Wie unterteile ich meine Festplatte?


----------



## technofreak (6 Mai 2003)

SirBen schrieb:
			
		

> Soll ich im DOS - Modus einfach format C: (bzw. Deltree C: ) eingeben?
> Wie unterteile ich meine Festplatte?



Als erstes muß du dich mal von DOS verabschieden, das gibst eigentlich nicht mehr (wie schon bei den Vorgängern 
Windows NT, Windows 2000 ) es sei denn du würdest tatsächlich das alte FAT16/32 System beibehalten wollen,
 was aber nicht ratsam ist. DOS gibts unter NT nur noch als Emulation d.h du kannst ein Fenster öffnen
 in dem DOS Programme (mehr oder weniger...) laufen können. 
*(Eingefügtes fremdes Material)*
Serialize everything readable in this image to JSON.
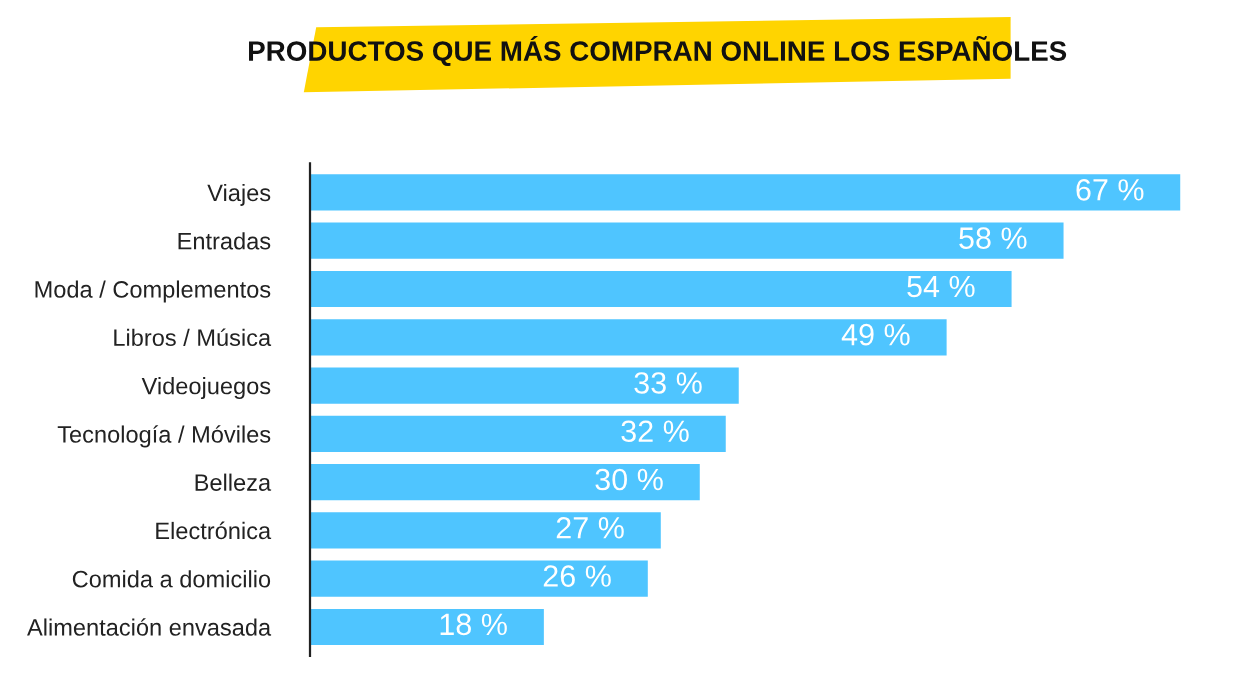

Die Installation von WXP wird von CD ausgeführt und da wirst du zu den entsprechenden Punkten 
gelotst, nach ein bißchen vor Ort Hilfe solltest du Ausschau halten, denn die Installation von XP weicht schon erheblich 
von WME ab. Bei XP handelt es sich fast um ein "richtiges" OS (Kopf einzieh   ).
 während WME ein untauglicher Versuch am untauglichen Objekt ist.....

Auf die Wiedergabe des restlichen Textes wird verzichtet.